Why is it good news for Hong Kong? 

It demonstrates that the economy is functioning well and that businesses are profiting more. It implies that the government will be able to spend on critical infrastructure projects. The government now has greater funds to devote to public services. Hong Kong’s economy is a well-developed free-market economy. Low taxes, nearly unfettered port commerce, and a well-established international financial sector distinguish it. The Hong Kong dollar, which is tied to the US dollar, is lawfully issued by three major international commercial banks.

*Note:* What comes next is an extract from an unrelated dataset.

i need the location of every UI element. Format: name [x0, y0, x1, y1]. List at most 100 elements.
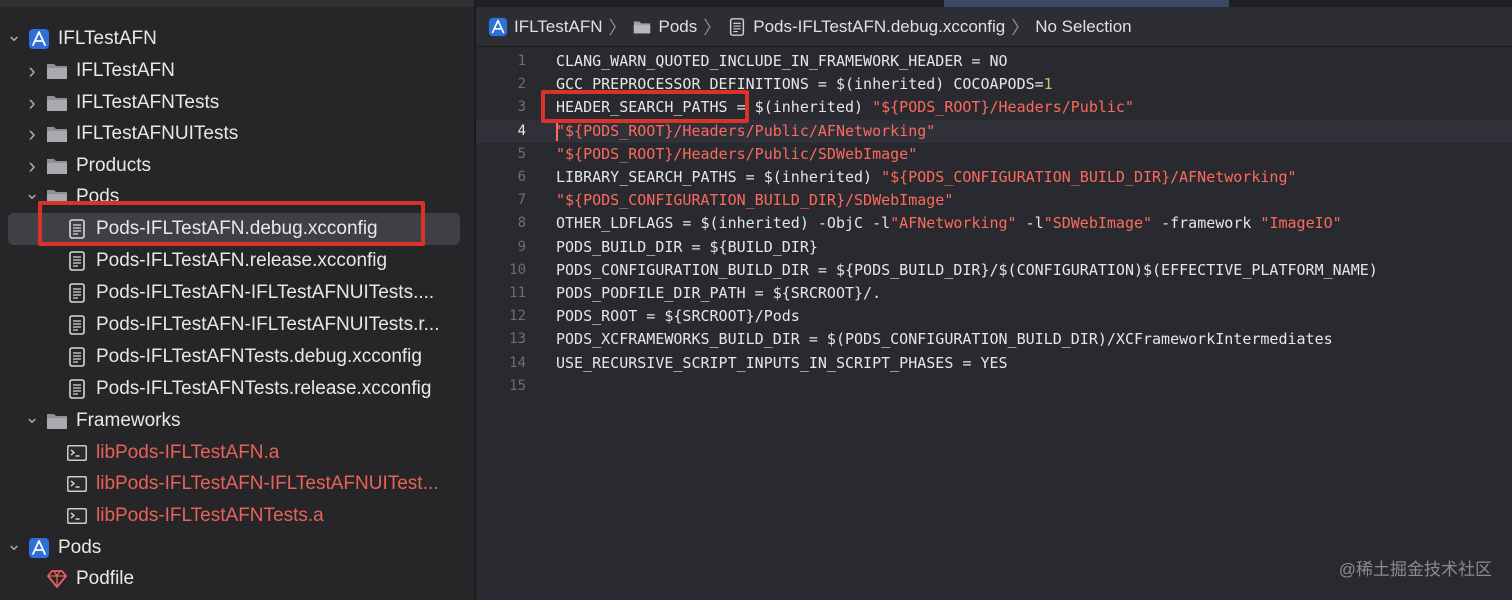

Individual banks in Hong Kong set interest rates in order to guarantee that they are market-driven. Although the Hong Kong Monetary Authority serves as a financial regulatory authority, there is no officially recognized central banking system. Its economy is guided by positive non-interventionism and is heavily reliant on global commerce and finance. As a result, it is recognized as one of the best areas to start a business.